The words which are generally filtered out before processing a natural language are called stop words. These are actually the most common words in any language (like articles, prepositions, pronouns, conjunctions, etc) and does not add much information to the text. Examples of a few stop words in English are “the”, “a”, “an”, “so”, “what”. (source)
Lyra automatically removes common stop-words for you, depending on the defaultLanguage
parameter used during new instance creation.

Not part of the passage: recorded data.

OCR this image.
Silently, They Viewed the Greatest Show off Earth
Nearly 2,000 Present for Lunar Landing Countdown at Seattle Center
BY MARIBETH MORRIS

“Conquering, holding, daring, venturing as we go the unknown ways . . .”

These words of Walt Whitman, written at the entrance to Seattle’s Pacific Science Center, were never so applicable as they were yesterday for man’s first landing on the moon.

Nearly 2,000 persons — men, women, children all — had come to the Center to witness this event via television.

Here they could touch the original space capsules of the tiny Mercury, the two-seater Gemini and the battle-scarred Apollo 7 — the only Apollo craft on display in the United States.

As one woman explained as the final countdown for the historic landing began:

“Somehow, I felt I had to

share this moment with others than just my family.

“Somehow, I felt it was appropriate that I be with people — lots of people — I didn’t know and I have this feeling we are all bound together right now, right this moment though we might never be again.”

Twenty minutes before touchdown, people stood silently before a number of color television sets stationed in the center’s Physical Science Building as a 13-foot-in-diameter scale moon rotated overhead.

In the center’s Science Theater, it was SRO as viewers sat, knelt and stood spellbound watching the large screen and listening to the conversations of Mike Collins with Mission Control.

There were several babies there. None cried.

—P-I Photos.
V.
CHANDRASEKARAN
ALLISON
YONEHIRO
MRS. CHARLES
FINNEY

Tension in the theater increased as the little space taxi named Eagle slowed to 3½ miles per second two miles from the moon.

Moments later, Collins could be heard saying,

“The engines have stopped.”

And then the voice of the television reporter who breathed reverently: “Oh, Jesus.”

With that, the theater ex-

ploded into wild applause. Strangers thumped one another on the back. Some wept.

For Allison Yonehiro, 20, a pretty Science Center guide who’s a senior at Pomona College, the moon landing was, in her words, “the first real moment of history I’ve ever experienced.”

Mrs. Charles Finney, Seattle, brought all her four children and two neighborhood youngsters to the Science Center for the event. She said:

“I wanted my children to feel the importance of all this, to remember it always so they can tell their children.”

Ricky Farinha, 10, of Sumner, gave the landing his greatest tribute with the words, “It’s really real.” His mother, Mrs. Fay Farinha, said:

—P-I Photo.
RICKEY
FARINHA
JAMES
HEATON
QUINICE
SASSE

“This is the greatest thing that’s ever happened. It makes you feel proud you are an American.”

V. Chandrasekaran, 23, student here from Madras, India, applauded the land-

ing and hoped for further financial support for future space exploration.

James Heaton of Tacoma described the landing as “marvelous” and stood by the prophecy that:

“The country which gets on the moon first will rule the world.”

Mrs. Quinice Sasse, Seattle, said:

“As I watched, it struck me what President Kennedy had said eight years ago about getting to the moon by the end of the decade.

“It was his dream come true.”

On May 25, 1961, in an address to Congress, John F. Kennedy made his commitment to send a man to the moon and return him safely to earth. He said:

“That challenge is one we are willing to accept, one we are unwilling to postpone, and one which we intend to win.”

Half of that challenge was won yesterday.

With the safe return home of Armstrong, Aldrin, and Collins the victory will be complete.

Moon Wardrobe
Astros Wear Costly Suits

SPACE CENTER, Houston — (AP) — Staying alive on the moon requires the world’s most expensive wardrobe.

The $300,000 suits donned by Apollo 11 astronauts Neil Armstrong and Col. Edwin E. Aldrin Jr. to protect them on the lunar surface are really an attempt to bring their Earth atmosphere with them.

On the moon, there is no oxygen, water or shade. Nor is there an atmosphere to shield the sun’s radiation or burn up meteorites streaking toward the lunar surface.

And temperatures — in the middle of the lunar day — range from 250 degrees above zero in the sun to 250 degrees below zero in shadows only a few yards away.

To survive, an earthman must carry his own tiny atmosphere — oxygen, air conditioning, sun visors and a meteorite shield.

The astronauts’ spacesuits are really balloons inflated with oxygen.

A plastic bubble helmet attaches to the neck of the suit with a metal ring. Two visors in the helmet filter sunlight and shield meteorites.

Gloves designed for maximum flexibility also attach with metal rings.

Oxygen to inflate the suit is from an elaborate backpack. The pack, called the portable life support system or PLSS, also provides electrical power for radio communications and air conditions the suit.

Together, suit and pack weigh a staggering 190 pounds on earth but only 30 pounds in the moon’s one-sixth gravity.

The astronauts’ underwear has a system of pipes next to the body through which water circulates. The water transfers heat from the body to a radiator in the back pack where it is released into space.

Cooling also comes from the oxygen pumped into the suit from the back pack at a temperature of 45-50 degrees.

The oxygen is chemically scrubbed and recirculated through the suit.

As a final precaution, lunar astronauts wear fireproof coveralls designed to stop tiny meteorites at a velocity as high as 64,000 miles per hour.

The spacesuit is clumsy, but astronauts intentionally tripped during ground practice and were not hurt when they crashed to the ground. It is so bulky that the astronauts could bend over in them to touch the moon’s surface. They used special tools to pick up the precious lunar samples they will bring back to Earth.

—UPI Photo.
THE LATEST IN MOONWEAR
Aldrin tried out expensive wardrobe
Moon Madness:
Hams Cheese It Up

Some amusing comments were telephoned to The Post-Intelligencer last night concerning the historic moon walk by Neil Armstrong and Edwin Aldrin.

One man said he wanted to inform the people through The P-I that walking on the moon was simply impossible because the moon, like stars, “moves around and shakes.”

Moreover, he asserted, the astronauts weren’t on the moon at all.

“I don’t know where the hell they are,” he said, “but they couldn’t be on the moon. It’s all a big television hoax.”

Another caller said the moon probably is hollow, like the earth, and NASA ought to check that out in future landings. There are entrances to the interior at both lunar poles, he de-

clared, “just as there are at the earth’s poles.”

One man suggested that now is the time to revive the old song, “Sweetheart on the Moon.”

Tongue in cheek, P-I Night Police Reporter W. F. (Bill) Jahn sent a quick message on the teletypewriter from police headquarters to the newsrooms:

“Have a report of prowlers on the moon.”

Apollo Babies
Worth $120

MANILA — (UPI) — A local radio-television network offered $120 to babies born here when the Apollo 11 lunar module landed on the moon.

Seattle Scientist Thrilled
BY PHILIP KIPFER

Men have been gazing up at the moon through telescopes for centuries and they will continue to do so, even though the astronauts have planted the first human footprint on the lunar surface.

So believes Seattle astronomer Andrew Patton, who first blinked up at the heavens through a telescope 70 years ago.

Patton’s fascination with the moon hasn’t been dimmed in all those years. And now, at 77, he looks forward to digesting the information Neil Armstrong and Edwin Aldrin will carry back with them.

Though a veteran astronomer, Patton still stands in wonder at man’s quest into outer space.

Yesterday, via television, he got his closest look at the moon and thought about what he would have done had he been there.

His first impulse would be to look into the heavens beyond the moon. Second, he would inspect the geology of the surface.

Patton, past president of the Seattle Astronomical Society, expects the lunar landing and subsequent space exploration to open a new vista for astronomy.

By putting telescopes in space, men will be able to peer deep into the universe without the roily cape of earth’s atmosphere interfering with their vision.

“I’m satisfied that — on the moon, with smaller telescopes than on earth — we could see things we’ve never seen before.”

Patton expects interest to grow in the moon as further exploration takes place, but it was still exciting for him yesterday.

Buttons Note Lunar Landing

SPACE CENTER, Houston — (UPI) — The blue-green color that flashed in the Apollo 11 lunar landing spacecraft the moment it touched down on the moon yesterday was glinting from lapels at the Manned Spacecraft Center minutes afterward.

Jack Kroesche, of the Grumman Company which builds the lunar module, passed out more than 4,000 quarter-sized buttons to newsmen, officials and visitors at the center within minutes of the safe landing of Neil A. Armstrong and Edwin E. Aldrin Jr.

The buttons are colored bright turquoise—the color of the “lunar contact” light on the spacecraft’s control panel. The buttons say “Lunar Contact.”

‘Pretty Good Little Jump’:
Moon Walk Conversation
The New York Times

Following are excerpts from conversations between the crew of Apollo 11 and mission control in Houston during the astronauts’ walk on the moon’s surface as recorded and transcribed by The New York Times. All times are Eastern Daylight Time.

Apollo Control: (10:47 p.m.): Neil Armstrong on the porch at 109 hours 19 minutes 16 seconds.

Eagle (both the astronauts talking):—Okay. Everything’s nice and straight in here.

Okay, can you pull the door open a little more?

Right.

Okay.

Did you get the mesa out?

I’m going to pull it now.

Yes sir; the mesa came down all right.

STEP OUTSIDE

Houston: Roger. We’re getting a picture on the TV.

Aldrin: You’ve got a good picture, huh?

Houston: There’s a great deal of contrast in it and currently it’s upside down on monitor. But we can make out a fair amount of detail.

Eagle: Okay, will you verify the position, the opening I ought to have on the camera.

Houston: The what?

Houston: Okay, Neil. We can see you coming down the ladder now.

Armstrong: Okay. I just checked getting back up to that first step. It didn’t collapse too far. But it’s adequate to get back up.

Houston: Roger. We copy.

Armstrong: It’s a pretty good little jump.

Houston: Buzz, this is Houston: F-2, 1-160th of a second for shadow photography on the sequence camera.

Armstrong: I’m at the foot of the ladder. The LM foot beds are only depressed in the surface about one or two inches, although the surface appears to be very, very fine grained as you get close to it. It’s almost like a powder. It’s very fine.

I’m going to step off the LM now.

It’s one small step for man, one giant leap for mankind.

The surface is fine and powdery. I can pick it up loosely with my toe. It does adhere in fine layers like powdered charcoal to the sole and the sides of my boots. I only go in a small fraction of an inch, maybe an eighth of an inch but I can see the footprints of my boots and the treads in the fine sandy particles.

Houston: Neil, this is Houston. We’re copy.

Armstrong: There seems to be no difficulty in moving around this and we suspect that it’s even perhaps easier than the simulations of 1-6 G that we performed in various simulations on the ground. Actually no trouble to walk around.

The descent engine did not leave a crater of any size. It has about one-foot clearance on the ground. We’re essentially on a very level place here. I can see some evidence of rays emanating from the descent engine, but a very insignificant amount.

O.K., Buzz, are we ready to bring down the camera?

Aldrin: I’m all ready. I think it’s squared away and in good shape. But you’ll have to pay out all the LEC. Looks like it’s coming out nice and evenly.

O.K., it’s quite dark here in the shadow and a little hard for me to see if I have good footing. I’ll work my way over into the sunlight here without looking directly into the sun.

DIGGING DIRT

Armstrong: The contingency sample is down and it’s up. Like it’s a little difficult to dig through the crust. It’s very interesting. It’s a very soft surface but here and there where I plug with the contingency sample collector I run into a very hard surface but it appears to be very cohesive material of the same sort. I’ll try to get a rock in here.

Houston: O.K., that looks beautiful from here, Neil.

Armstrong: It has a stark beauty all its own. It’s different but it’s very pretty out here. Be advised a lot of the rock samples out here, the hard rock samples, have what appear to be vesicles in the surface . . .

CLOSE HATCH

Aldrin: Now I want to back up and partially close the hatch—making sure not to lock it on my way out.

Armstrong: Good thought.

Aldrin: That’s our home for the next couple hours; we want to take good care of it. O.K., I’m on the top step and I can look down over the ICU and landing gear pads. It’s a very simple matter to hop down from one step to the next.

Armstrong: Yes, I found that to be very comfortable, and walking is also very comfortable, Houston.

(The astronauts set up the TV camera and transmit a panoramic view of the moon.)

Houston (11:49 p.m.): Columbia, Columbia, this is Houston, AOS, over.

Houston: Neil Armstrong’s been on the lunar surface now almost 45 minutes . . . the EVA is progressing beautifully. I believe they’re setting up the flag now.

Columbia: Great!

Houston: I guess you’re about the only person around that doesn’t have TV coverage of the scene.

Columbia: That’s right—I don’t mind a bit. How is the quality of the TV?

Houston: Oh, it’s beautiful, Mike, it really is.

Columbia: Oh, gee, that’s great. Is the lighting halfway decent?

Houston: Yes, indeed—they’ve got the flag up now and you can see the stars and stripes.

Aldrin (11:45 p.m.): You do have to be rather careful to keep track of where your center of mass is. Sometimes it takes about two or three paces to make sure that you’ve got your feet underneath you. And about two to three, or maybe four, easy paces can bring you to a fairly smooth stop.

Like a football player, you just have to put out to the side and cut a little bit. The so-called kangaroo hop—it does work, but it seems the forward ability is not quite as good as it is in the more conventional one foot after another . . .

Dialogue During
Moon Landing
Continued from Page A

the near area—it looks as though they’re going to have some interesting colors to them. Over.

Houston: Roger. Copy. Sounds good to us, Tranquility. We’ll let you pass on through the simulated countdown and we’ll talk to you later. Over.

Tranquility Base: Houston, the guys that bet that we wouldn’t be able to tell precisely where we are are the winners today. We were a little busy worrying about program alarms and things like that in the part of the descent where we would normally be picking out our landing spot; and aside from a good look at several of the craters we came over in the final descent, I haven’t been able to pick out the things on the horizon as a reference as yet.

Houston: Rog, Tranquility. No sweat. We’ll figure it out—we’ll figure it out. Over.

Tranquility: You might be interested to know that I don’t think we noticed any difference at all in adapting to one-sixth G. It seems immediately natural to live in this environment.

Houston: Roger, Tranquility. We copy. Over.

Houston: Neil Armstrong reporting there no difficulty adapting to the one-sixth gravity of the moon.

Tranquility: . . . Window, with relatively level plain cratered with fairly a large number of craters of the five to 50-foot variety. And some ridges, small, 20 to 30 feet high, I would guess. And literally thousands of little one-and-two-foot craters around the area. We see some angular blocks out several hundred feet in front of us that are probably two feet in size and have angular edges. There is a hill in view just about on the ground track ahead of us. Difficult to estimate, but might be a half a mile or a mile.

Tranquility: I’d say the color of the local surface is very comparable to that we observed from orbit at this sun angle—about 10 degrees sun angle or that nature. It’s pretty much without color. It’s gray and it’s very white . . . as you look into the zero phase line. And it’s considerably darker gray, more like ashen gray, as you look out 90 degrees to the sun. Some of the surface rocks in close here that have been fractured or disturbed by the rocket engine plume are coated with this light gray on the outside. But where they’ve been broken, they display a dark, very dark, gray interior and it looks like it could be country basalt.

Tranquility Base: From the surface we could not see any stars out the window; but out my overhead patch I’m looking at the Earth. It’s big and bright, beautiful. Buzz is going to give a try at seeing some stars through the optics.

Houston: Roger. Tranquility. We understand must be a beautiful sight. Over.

As for now, Lyra supports 12 languages when it comes to stop-words removal:
- English (default)
- Italian
- French
- Spanish
- Portugaise
- Dutch
- Swedish
- Russian
- Norwegian
- German
- Danish
- Finnish
You can disable stop-words removal by setting enableStopWords: false
when creating a new Lyra instance:
import { create } from "@lyrasearch/lyra";
const db = create({
schema: {
author: "string",
quote: "string",
},
tokenizer: {
enableStopWords: false,
},
});
You can interact with the default Lyra stop-words by using the built-in customStopWords
property when creating a new Lyra instance:
import { create } from "@lyrasearch/lyra";
const db = create({
schema: {
author: "string",
quote: "string",
},
tokenizer: {
customStopWords: (defaultStopWords) =>[...defaultStopWords, "foo", "bar"],
},
});